Could you please take a look if my answer makes sense- I don't have a solution to this practice question. Also, I am not quite sure how to read the data in part (c).

Question

Let $\displaystyle Y_1,...Y_n$ be a random sample from an exponential distribution with density function

$\displaystyle f_Y(y)={\theta}e^{-{\theta}y}, y>0$

where $\displaystyle \theta>0$ is an unknown parameter.

(a) Obtain the likelihood ratio test statistic for testing $\displaystyle H_0:\theta=\theta_0$ against $\displaystyle H_1:\theta=\ne{\theta_0}$.

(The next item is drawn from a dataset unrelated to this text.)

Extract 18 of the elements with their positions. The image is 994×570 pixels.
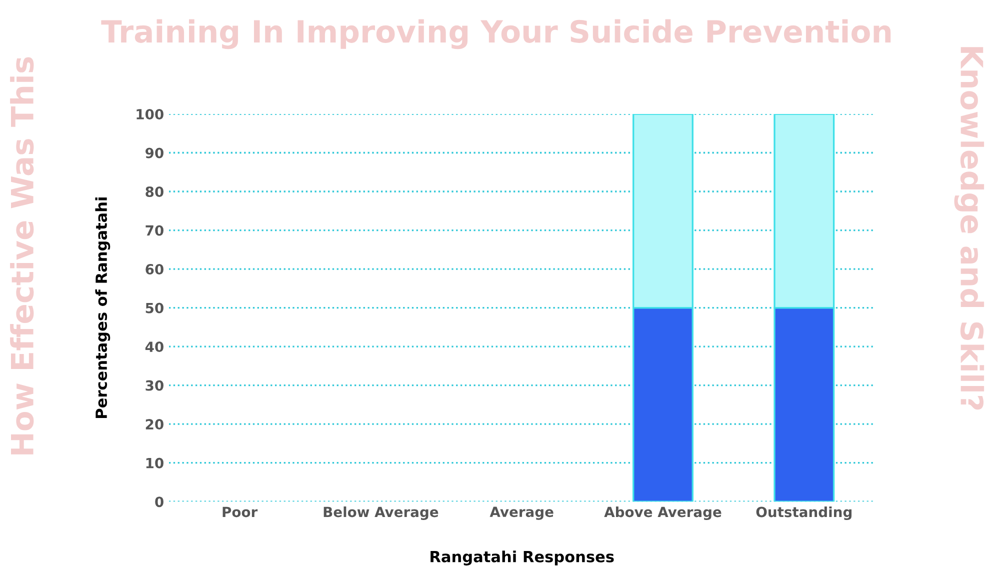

(b) State the assymptotic distribution of twice the logarithm of the likelihood ratio test statistic under Ho.

(c) If $\displaystyle n=100,Y=31, \theta_0=3$, will you reject the null hypothesis Ho at a significance level of 5%?

Answer.

(a)

the MLE $\displaystyle \hat{\theta}}$for $\displaystyle \theta$ is $\displaystyle \frac{1}{\bar{y}}$ (I checked against a few sources).

Therefore my likelihood ratio

$\displaystyle r=\frac{L_y(\hat{\theta};y)}{L_Y(\theta_0;y)}=\fra c{\hat{\theta}e^{-\hat{\theta}\Sigma_{i=1}^nY_i}}{{\theta_0}e^{{-\theta_0}\Sigma_{i=1}^nY_i}}=\frac{{(\frac{1}{\bar {Y}})^n}e^{-\frac{1}{\bar{Y}}n{\bar{Y}}}}{{\theta_0}^ne^{{-\theta_0}n\bar{Y}}}=(\frac{1}{\bar{Y}\theta_0})^ne ^{n{\bar{Y}(-\frac{1}{\bar{Y}}+\theta_0)}$

(b) the assymptotic distribution

$\displaystyle 2ln(r(Y))->\chi^2_1$ (coverges in distribution)

(c) calculate r from the given test results.

Now I am not sure what is "Y" - if that is $\displaystyle \Sigma_{i=1}^nY_i$ then why the MLE realisation ($\displaystyle \frac{1}{31/100}$) is so far away from $\displaystyle \theta_0=3$?

Ideally I would use (b) to test the hypothesis.

Does the part (c) data make sense to you?